La politique étrangère sans diplomatie fait sauter suffisamment de choses pour animer les journaux télévisés, mais elle génère des retours de flamme terroristes et elle est coûteuse. Il existe une ligne directe de causalité entre les interventions européennes et américaines au Moyen-Orient et les attentats à la bombe de Boston, Paris et Bruxelles, ainsi que le flot de réfugiés qui inondent actuellement l’Europe. Et jusqu’à présent, au cours de ce siècle, nous avons accumulé plus de 6 000 milliards de dollars de dépenses et d’obligations financières futures dans des guerres qui ne parviennent pas à obtenir grand-chose, voire rien, si ce n’est la reproduction de terroristes anti-américains d’envergure mondiale.

Nous avons emprunté l’argent pour mener ces activités militaires à l’étranger au détriment de l’investissement dans notre patrie. Ce que nous avons à montrer pour les ajouts stupéfiants à notre dette nationale, c’est la baisse du niveau de vie pour tous, sauf pour le « un pour cent », la diminution de la classe moyenne, la peur croissante du terrorisme, la pourriture des infrastructures, les feux de forêt non surveillés et l’érosion des libertés civiles. Pourtant, à l’exception notable de Bernie Sanders, tous les candidats des principaux partis à la présidence promettent non seulement de poursuivre – mais de redoubler – les politiques qui ont produit ce gâchis.

Peu étonnant que les alliés et les adversaires des États-Unis considèrent désormais les États-Unis comme l’élément le plus erratique et imprévisible du désordre mondial actuel. Vous ne pouvez pas conserver le respect des citoyens ou des étrangers lorsque vous refusez d’apprendre de l’expérience. Vous ne pouvez pas diriger lorsque personne, y compris vous-même, ne sait ce que vous faites ou pourquoi vous le faites. Vous n’aurez pas le respect de vos alliés et ils ne vous suivront pas si, comme dans le cas de l’Irak, vous insistez pour qu’ils vous rejoignent dans une embuscade évidente sur la base de renseignements falsifiés. Vous ne pouvez pas conserver la loyauté de vos protégés et de vos partenaires si vous les abandonnez lorsqu’ils sont en difficulté, comme nous l’avons fait avec l’Égyptien Hosni Moubarak. Vous ne pouvez pas continuer à contrôler le système monétaire mondial quand, comme dans le cas du FMI et de la Banque mondiale, vous reniez vos promesses de les réformer et de les financer.

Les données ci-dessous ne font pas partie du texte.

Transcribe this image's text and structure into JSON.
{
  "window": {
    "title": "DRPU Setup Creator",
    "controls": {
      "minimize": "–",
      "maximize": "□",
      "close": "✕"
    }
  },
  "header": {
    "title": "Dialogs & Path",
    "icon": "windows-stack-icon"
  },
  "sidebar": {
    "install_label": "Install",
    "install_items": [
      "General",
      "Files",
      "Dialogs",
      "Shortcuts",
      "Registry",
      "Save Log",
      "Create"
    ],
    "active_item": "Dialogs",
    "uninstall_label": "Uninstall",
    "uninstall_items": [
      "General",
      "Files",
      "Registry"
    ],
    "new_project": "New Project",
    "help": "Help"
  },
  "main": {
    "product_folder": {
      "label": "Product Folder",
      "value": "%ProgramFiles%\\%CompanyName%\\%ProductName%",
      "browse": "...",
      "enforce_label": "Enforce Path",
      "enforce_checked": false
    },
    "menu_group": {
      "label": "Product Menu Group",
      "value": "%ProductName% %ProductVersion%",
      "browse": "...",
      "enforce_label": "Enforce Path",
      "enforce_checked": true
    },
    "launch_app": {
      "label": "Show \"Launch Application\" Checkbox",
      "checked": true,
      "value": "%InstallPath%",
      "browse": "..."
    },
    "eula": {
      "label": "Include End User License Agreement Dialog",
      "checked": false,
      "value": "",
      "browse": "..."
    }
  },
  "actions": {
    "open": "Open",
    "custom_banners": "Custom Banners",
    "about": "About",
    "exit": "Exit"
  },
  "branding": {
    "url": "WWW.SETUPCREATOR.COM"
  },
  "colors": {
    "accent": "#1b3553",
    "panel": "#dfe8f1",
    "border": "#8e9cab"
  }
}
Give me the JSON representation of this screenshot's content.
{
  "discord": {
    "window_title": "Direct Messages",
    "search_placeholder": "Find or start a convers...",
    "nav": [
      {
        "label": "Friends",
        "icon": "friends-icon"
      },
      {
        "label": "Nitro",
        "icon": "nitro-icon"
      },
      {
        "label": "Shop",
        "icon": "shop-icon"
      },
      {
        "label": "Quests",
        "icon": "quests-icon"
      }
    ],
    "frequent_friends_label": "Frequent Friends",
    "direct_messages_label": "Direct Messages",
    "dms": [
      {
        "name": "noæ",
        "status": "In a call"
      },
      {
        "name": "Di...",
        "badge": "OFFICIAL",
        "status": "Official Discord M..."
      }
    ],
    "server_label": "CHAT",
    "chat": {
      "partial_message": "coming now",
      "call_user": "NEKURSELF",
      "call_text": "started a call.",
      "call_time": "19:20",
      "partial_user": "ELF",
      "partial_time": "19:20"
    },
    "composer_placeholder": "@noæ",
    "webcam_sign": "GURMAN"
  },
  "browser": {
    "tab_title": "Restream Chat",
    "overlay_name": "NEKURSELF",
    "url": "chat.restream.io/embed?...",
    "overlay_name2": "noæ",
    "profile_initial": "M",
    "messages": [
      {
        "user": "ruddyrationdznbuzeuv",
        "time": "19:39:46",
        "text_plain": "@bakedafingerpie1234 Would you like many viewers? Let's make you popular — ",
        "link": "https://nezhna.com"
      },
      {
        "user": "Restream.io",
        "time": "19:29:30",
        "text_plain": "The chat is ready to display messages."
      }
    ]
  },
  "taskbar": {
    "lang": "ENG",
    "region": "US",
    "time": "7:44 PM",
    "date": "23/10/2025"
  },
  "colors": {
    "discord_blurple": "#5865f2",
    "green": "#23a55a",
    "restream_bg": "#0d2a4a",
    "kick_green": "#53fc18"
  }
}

Et vous ne pouvez pas vous attendre à accomplir beaucoup en lançant des guerres et en demandant ensuite à vos commandants militaires de déterminer quels devraient être leurs objectifs, et ce qui pourrait constituer un succès suffisant pour faire la paix. Mais c’est ce que nous avons fait. On a longtemps enseigné à nos généraux et à nos amiraux qu’ils devaient mettre en œuvre la politique, et non l’élaborer. Mais que faire si le leadership civil est désemparé ou trompé ? Que faire si aucun objectif politique réalisable n’est attaché aux campagnes militaires ?

Nous sommes allés en Afghanistan pour éliminer les auteurs du 11 septembre et punir le régime taliban qui les avait abrités. Nous l’avons fait, mais nous sommes toujours là. Pourquoi ? Parce que nous pouvons l’être ? Pour promouvoir l’éducation des filles ? Contre le gouvernement islamique ? Pour protéger l’approvisionnement mondial en héroïne ? Personne ne peut fournir une réponse claire.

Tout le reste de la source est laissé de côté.